Adrian R. King, Jr., Esq.

M. Norman Goldberger, Esq. (GoldbergerM@ballardspahr.com)

(Ballard Spahr LLP)

 

STATE OF FLORIDA    )
   )
COUNTY OF PALM BEACH    )

I, George E. Norcross, III, am the beneficial owner of 674,572 shares of common stock, par value $0.01 per share, of Republic First Bancorp, Inc., a Pennsylvania corporation.
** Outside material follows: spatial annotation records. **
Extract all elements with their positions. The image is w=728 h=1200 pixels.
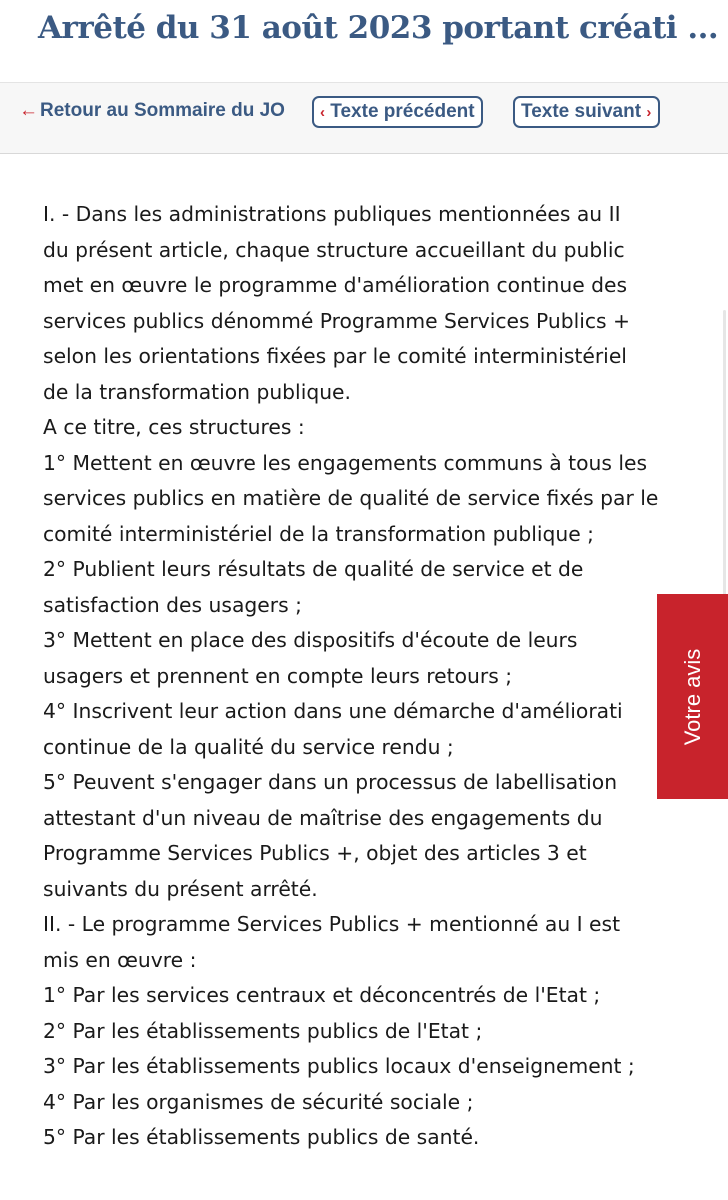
feedback-tab[interactable]	[657, 594, 728, 799]
scrollbar[interactable]	[723, 310, 726, 610]
article-line: 5° Par les établissements publics de santé.	[43, 1125, 480, 1149]
article-line: services publics dénommé Programme Services Publics +	[43, 308, 630, 333]
article-line: mis en œuvre :	[43, 947, 197, 972]
article-line: du présent article, chaque structure accueillant du public	[43, 237, 625, 262]
back-to-summary-link[interactable]	[19, 100, 285, 122]
article-line: 5° Peuvent s'engager dans un processus de labellisation	[43, 770, 618, 794]
article-line: usagers et prennent en compte leurs retours ;	[43, 663, 513, 688]
article-line: I. - Dans les administrations publiques mentionnées au II	[43, 202, 621, 226]
previous-text-button[interactable]	[312, 96, 483, 128]
arrow-left-icon: ←	[19, 100, 38, 121]
previous-text-label: Texte précédent	[330, 101, 475, 122]
article-line: continue de la qualité du service rendu ;	[43, 734, 454, 759]
article-line: 4° Inscrivent leur action dans une démarche d'améliorati	[43, 699, 623, 723]
next-text-button[interactable]	[513, 96, 660, 128]
article-line: satisfaction des usagers ;	[43, 592, 302, 617]
article-line: de la transformation publique.	[43, 379, 351, 404]
article-line: selon les orientations fixées par le comité interministériel	[43, 344, 627, 368]
chevron-left-icon: ‹	[320, 104, 325, 121]
article-line: 3° Mettent en place des dispositifs d'écoute de leurs	[43, 628, 578, 652]
article-line: suivants du présent arrêté.	[43, 876, 318, 901]
chevron-right-icon: ›	[646, 104, 652, 121]
article-line: II. - Le programme Services Publics + mentionné au I est	[43, 912, 621, 936]
next-text-label: Texte suivant	[521, 101, 642, 122]
article-line: attestant d'un niveau de maîtrise des engagements du	[43, 805, 603, 830]
article-line: 2° Publient leurs résultats de qualité de service et de	[43, 557, 584, 581]
page-title: Arrêté du 31 août 2023 portant créati ...	[38, 10, 719, 46]
article-line: 1° Mettent en œuvre les engagements communs à tous les	[43, 450, 648, 475]
article-line: met en œuvre le programme d'amélioration continue des	[43, 273, 628, 297]
article-line: A ce titre, ces structures :	[43, 415, 305, 439]
back-to-summary-label: Retour au Sommaire du JO	[40, 100, 285, 121]
navigation-bar	[0, 82, 728, 154]
article-line: 1° Par les services centraux et déconcentrés de l'Etat ;	[43, 983, 601, 1007]
feedback-label: Votre avis	[679, 648, 705, 745]
article-line: services publics en matière de qualité de service fixés par le	[43, 486, 659, 510]
header	[0, 0, 728, 82]
article-body	[43, 197, 683, 1156]
article-line: comité interministériel de la transformation publique ;	[43, 521, 594, 546]
article-line: 3° Par les établissements publics locaux d'enseignement ;	[43, 1054, 635, 1078]
article-line: 4° Par les organismes de sécurité sociale ;	[43, 1089, 474, 1114]
article-line: 2° Par les établissements publics de l'Etat ;	[43, 1018, 483, 1043]
article-line: Programme Services Publics +, objet des articles 3 et	[43, 841, 587, 865]
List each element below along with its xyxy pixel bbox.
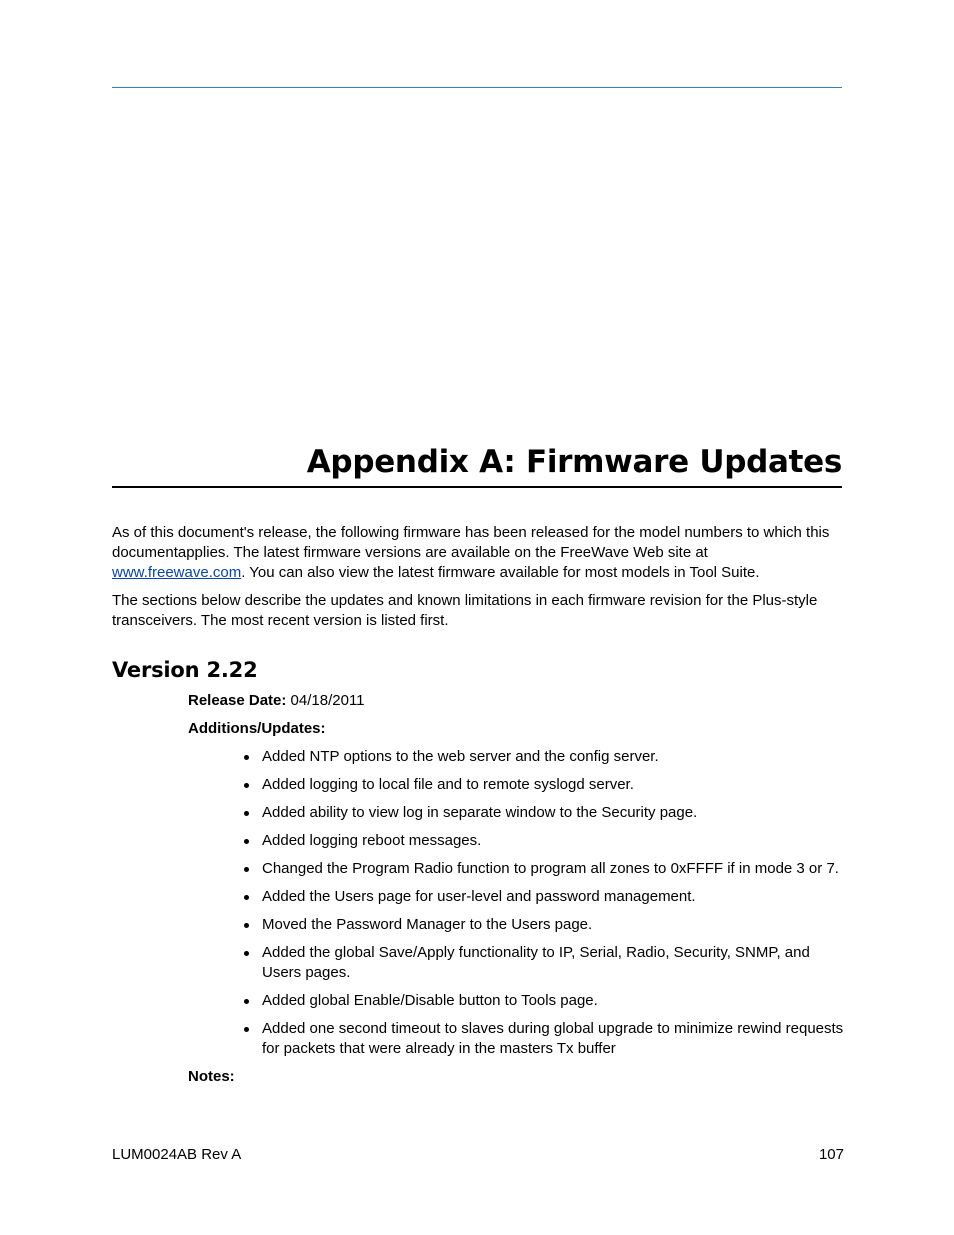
list-item (244, 831, 844, 851)
list-item-text: Added one second timeout to slaves during global upgrade to minimize rewind requests for packets that were already in the masters Tx buffer (262, 1020, 844, 1057)
bullet-icon (244, 755, 249, 760)
intro-paragraph-2: The sections below describe the updates and known limitations in each firmware revision for the Plus-style transceivers. The most recent version is listed first. (112, 592, 818, 629)
intro-paragraph-1 (112, 523, 842, 583)
additions-list (244, 747, 844, 1067)
intro-text-before-link: As of this document's release, the following firmware has been released for the model numbers to which this documentapplies. The latest firmware versions are available on the FreeWave Web site at (112, 524, 830, 561)
bullet-icon (244, 895, 249, 900)
list-item-text: Added global Enable/Disable button to Tools page. (262, 992, 598, 1009)
footer-document-id: LUM0024AB Rev A (112, 1146, 242, 1163)
list-item (244, 859, 844, 879)
bullet-icon (244, 839, 249, 844)
release-date-value: 04/18/2011 (286, 692, 365, 709)
list-item-text: Added logging to local file and to remote syslogd server. (262, 776, 634, 793)
notes-label: Notes: (188, 1068, 235, 1085)
bullet-icon (244, 923, 249, 928)
bullet-icon (244, 1027, 249, 1032)
list-item-text: Added NTP options to the web server and the config server. (262, 748, 659, 765)
list-item (244, 887, 844, 907)
bullet-icon (244, 951, 249, 956)
bullet-icon (244, 783, 249, 788)
list-item-text: Moved the Password Manager to the Users page. (262, 916, 593, 933)
freewave-website-link[interactable]: www.freewave.com (112, 564, 242, 581)
intro-text-after-link: . You can also view the latest firmware available for most models in Tool Suite. (241, 564, 760, 581)
bullet-icon (244, 867, 249, 872)
version-heading: Version 2.22 (112, 658, 258, 682)
list-item (244, 803, 844, 823)
list-item-text: Added logging reboot messages. (262, 832, 482, 849)
additions-label: Additions/Updates: (188, 720, 326, 737)
list-item (244, 747, 844, 767)
list-item (244, 775, 844, 795)
bullet-icon (244, 999, 249, 1004)
list-item (244, 1019, 844, 1059)
footer-page-number: 107 (818, 1146, 844, 1163)
header-rule (112, 87, 842, 88)
list-item-text: Added ability to view log in separate window to the Security page. (262, 804, 698, 821)
bullet-icon (244, 811, 249, 816)
list-item-text: Added the Users page for user-level and password management. (262, 888, 696, 905)
intro-section (112, 523, 842, 639)
chapter-title: Appendix A: Firmware Updates (306, 444, 842, 480)
list-item (244, 915, 844, 935)
list-item (244, 991, 844, 1011)
list-item (244, 943, 844, 983)
release-date (188, 691, 365, 711)
release-date-label: Release Date: (188, 692, 287, 709)
list-item-text: Changed the Program Radio function to program all zones to 0xFFFF if in mode 3 or 7. (262, 860, 839, 877)
title-underline (112, 486, 842, 488)
list-item-text: Added the global Save/Apply functionality to IP, Serial, Radio, Security, SNMP, and Users pages. (262, 944, 810, 981)
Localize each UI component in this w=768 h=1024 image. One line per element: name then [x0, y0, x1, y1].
The facts, statements and representations contained in the foregoing demand are true and correct under penalty of perjury to the best of my knowledge and belief.

 

/s/ George E. Norcross, III

George E. Norcross, III

SWORN TO AND SUBSCRIBED before me this 16th day of February, 2022.

 

/s/ Christy Bossmann

Notary Public, State of Florida

Commission # HH 070613

Commission Expires 4/10/25


EXHIBIT A

Evidence of Beneficial Ownership

[Omitted]


EXHIBIT B

Power of Attorney


POWER OF ATTORNEY

KNOW ALL PERSONS that George E. Norcross, III, on February 16, 2022, does hereby make, constitute and appoint Ballard Spahr LLP and Sullivan & Cromwell LLP and their respective partners, associates, employees and other persons designated by Ballard Spahr LLP and Sullivan & Cromwell LLP, as his true and lawful attorneys-in-fact and agents for him in his name, place and stead, giving and granting unto said attorneys and agents full power and authority to act on his behalf, as a shareholder of Republic First Bancorp, Inc., a Pennsylvania corporation (the “Company”), to seek the production, and to engage in the inspection, and to make copies and extracts from, records and documents of every kind and description, including all Requested Materials (as such term is defined in such letter) that George E. Norcross, III demanded pursuant to Section 1508 of the Pennsylvania Business Corporation Law by letter dated February 16, 2022.

George E. Norcross, III reserves all rights on his part to do any act that said attorneys and agents hereby are authorized to do or perform. This Power of Attorney may be terminated by George E. Norcross, III or said attorneys and agents by written notice to the other.